PODSUMOWANIE
1. bo minelo ponad pol roku jak odkrylam SFD
2. bo ostatnio z powodow wszelakich prowadzenie dziennika bylo nijakie
(trening byl na 100%, dieta na 80%)
3. bo czuje ze nadszedl czas.
po pierwsze dziekuje Obliques za strukture mojego treningu, za to ze rozpoznajesz indywidualne potrzeby...,
...a ze przylazlam tu z problemem, tym bardziej praca nad taka delikwentka jest trudniejsza.
ok moje dygresje;
trening zaczelam z pilka dla sredniozaawansowanych, nie powiem zebym za nim przepadala, ale mnie rozruszal.
potem dostala trening indywidualny by obliques i tu sprawa sie miala odwrotnie, bo musialam sie zmagac , a ja to lubie.
na treningu daje z siebie wszystko, lubie sie zmeczyc i lubie sie sprawdzic.

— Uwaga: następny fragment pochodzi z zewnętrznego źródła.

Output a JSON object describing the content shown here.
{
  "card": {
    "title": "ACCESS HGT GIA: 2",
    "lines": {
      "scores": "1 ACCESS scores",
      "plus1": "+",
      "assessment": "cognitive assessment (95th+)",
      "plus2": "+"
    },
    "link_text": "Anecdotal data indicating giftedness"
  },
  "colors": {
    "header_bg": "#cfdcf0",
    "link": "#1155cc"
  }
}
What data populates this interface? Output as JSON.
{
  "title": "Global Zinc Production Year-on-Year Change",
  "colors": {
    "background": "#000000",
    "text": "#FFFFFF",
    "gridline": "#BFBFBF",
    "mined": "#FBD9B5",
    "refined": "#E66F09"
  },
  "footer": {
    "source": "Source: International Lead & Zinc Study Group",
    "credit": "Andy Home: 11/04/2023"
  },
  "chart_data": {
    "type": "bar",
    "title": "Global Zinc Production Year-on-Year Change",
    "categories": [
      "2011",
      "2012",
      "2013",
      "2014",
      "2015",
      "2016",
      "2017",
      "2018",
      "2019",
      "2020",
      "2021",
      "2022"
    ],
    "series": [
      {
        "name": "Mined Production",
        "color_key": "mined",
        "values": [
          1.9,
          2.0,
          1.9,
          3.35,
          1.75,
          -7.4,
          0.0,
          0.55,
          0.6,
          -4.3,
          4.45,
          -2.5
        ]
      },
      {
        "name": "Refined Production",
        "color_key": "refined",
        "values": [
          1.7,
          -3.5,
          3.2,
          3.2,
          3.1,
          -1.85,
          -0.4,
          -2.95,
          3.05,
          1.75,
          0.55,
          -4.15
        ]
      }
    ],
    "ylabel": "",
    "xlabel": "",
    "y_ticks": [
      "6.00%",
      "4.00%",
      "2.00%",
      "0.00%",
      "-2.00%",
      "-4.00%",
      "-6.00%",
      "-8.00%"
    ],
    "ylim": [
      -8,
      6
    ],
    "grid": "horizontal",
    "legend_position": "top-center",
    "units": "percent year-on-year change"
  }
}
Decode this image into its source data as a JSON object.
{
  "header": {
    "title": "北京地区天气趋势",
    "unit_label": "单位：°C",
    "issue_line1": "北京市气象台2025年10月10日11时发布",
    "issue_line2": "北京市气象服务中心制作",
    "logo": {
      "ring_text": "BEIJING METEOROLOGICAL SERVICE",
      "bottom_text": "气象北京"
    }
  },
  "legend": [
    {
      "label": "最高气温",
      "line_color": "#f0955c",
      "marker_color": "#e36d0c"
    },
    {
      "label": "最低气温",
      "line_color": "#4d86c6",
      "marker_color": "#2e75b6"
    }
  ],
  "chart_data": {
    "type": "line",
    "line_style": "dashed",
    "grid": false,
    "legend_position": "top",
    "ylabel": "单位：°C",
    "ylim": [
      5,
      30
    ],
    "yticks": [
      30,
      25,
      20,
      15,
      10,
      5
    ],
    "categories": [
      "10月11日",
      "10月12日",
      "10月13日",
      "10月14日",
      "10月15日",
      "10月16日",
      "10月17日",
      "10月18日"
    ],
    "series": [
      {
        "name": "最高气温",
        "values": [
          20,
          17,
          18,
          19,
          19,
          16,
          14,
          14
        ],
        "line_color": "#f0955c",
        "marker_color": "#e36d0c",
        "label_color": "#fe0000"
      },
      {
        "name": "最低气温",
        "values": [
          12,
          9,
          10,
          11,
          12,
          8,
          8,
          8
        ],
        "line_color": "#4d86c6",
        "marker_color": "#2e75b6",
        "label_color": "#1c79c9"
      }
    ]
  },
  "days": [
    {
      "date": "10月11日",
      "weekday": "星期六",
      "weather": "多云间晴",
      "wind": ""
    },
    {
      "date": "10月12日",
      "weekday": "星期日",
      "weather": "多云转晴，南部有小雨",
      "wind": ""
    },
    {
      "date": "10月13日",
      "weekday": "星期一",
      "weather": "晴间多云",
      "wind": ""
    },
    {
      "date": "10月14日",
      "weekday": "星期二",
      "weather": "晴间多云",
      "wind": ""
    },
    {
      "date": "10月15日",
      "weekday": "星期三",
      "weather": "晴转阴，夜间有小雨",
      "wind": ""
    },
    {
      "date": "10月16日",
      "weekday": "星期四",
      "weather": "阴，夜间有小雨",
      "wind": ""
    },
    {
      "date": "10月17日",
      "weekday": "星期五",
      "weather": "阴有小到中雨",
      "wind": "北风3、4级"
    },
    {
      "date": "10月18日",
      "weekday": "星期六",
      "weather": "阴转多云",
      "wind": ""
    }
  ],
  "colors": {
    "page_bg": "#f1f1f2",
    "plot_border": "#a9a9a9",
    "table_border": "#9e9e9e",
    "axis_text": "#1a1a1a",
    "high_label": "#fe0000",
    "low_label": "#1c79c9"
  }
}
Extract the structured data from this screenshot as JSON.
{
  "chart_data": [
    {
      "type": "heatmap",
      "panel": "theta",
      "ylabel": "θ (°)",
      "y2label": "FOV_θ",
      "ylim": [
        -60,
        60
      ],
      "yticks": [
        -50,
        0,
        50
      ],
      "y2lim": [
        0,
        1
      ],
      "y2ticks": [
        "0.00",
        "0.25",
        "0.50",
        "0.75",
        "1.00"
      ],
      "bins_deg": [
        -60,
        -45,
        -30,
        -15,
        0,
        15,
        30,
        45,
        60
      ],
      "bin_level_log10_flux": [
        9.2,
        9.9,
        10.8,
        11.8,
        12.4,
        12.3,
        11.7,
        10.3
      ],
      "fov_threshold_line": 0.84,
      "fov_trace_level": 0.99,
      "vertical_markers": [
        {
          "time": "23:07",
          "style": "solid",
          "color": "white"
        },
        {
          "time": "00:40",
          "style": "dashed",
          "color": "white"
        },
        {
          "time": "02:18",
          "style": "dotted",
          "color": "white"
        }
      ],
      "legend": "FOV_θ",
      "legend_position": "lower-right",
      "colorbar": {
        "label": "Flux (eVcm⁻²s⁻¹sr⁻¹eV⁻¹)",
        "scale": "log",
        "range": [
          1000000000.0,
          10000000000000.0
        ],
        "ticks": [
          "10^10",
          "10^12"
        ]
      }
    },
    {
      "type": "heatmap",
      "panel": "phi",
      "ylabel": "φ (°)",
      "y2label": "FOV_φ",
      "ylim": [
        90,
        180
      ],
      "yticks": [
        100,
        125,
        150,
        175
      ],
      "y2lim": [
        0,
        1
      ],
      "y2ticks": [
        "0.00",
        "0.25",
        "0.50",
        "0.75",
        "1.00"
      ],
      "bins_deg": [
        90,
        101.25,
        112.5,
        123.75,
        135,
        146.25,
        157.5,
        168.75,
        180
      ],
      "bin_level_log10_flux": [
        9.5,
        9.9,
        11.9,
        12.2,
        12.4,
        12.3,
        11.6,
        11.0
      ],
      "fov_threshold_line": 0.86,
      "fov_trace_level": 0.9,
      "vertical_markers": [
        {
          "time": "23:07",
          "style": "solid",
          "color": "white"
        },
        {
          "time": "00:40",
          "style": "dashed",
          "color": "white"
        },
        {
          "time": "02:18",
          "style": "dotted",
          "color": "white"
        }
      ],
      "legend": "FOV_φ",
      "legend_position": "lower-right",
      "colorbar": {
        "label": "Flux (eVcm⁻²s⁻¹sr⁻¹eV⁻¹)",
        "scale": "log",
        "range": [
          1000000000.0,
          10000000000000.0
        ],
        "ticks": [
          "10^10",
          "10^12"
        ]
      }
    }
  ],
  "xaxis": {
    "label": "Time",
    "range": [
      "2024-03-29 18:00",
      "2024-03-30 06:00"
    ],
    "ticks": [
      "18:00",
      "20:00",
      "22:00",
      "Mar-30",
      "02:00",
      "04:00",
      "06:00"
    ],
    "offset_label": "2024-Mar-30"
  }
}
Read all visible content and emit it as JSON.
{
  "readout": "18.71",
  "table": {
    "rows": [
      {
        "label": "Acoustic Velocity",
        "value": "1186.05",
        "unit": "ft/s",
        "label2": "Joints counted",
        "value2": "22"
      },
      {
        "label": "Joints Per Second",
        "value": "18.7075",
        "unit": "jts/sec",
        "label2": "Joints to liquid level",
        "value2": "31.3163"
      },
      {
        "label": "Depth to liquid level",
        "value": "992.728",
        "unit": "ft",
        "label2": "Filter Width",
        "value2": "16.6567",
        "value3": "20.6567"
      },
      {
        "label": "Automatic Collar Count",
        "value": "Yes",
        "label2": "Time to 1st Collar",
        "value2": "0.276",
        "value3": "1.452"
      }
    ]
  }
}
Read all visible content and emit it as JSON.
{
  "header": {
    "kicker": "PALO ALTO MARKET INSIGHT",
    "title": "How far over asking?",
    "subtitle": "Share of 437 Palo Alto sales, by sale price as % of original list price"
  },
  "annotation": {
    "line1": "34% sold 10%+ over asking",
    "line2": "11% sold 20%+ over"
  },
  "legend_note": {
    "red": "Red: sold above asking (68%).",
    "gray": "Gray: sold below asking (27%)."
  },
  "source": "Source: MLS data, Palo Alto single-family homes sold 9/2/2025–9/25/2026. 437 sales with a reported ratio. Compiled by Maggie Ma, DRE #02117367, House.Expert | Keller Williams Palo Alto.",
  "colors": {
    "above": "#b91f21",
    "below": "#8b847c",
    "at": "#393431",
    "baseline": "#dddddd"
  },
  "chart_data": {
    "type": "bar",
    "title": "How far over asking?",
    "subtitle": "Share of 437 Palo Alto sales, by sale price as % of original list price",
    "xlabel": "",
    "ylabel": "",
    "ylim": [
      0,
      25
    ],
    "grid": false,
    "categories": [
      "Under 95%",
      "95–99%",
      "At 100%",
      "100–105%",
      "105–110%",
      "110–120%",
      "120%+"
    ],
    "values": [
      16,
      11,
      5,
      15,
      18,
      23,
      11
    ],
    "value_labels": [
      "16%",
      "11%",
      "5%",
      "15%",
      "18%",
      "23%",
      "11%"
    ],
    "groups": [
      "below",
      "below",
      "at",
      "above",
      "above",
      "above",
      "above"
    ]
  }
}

faktem jest ze pierwsze dwa tygodnie czulam panike, balam sie ze przy SDL juz nie bede w stanie niczego zrobic i ze skoncze z nowa kontuzja, a tu dla odmiany w piatek dzwignelam 80kg
przysiad wciaz stanowi lekki problem bo po nim zawsze czuje pobolewanie w posladku, ale jakby nie to jest istotne. istotne jest to ze odkrylam ze nie angazuje lewego posladka, wiec mam znow cos do nauki.
Dieta mam swoje momenty ale pokonalam wiele zlych nawykow i wiem ze bez tego ani rusz. wciaz jest nad czym pracowac, ale przynajmniej dzis rozumiem zalozenia zdrowego odzywiania i sens skompletowanej diety.
Plany
mam nadzieje
1. poprawic pupsona, zwlaszcza lewy posladek
2. poprawic prawe udo bo jest cienie
3. wzmocnic ramiona
4. poszerzyc plecy
5. pozbyc sie uporczywego diastasis wciaz na 1palec
6.zapiac diete na ostatni guziczek
czas na zdjecia;
przed;
po;
od dzisiaj dalsza walka;
trening mam nadzieje zmienic bo troche jest nie poukladany od czasu wprowadzania cw izolowanych nie bardzo wiem jak go ciagnac, cos dodaje zmieniam, rzucam sie jak ptaszek w klatce
diete ciagne i ulepszam aktualnie b130/t85/w155.
obligues jak tu wpadniesz wypowiedz sie, prosze.